Jun 15, 2012
KAIST assembles ultra-high-density flexible phase-change memory
Jeong Yong Lee’s group at Korea Advanced Institute of Science and Technology (KAIST) has successfully fabricated mushroom-shaped ultra-high-density phase-change memory (with a storage density of around 176 Gbit/in2) on flexible glass-fabric reinforced hybrid material (GFR Hybrimer).
The team made the device using block copolymer lithography and single-step dry etching using a gas mixture of Ar/Cl2, which is convenient and cost-effective, and could provide the basis for other high-density memory fabrication processes.
The directed self-assembly of block copolymer thin films in conjunction with conventional photolithography, such as ArF or I-line lithography, facilitates low-cost, large-area, device-oriented nanopatterning of dense sub-10-nm scale features.
The GFR Hybrimer substrate exhibits excellent flexibility and thermal/chemical stability. In the study, the flexible cell array was bent to a bending diameter of 4 mm without any cracking.
The phase-change materials (In3Sb1Te2) used in the work inherently possess multi-level resistance that originates from structural transformations such as InSb, In3Sb1Te2, InTe. It is expected that the multi-level property can potentially increase the capacity of phase-change memory.

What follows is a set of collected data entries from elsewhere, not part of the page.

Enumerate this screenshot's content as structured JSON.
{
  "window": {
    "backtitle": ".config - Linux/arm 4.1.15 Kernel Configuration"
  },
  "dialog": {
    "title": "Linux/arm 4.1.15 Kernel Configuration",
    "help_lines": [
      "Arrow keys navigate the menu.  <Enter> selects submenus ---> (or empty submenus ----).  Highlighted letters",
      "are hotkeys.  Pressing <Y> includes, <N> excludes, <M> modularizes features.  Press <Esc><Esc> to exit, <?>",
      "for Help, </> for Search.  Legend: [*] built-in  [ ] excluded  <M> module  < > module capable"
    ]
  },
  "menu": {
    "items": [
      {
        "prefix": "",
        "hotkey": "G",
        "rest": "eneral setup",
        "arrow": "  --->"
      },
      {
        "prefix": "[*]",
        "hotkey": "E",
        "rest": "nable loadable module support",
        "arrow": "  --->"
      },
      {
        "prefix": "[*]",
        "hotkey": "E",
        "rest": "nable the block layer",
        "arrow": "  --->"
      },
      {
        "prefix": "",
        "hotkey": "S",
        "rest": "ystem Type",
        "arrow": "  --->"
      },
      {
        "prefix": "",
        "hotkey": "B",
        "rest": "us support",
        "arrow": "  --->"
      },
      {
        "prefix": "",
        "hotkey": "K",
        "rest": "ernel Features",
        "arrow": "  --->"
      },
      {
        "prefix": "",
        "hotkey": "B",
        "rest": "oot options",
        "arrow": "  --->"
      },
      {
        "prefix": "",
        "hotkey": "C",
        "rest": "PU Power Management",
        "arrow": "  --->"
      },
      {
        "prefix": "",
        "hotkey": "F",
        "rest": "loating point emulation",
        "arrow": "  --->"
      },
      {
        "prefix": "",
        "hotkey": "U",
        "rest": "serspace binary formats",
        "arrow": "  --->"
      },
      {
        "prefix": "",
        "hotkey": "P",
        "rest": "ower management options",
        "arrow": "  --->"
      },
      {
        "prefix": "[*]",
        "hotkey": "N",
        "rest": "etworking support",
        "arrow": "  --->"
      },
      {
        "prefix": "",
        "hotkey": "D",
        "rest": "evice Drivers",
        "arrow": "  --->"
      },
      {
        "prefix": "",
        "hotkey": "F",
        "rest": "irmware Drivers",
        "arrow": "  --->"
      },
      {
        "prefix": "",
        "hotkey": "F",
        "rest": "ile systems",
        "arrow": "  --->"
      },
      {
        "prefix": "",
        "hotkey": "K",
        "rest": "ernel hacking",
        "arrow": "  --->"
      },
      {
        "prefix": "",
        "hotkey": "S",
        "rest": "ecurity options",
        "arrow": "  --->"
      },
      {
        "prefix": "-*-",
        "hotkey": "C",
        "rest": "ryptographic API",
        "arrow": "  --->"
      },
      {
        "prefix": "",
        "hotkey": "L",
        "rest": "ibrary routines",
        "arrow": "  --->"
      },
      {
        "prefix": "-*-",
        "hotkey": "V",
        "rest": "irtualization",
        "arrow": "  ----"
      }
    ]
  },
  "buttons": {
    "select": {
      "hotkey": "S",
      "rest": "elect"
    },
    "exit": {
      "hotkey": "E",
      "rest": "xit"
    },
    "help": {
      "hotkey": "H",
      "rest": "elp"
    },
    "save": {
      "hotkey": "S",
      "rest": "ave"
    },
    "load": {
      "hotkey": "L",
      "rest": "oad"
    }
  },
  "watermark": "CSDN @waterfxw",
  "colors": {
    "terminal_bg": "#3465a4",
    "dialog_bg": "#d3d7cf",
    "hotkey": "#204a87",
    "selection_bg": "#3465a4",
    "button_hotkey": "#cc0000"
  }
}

Additional details can be found in the journal Nanotechnology.
About the author
Jong Moon Yoon, is a PhD candidate from the Jeong Yong Lee group based in the Electron Microscopy Laboratory, Department of Materials Science and Engineering, KAIST, Korea. He is currently investigating high-density flexible phase-change memory via block copolymer lithography and electrical measurement. The group has been conducting studies on solar cells, thermoelectric materials, graphene liquid cells, and Li-ion batteries. In particular, this group specializes in sample characterization using electron microscopy.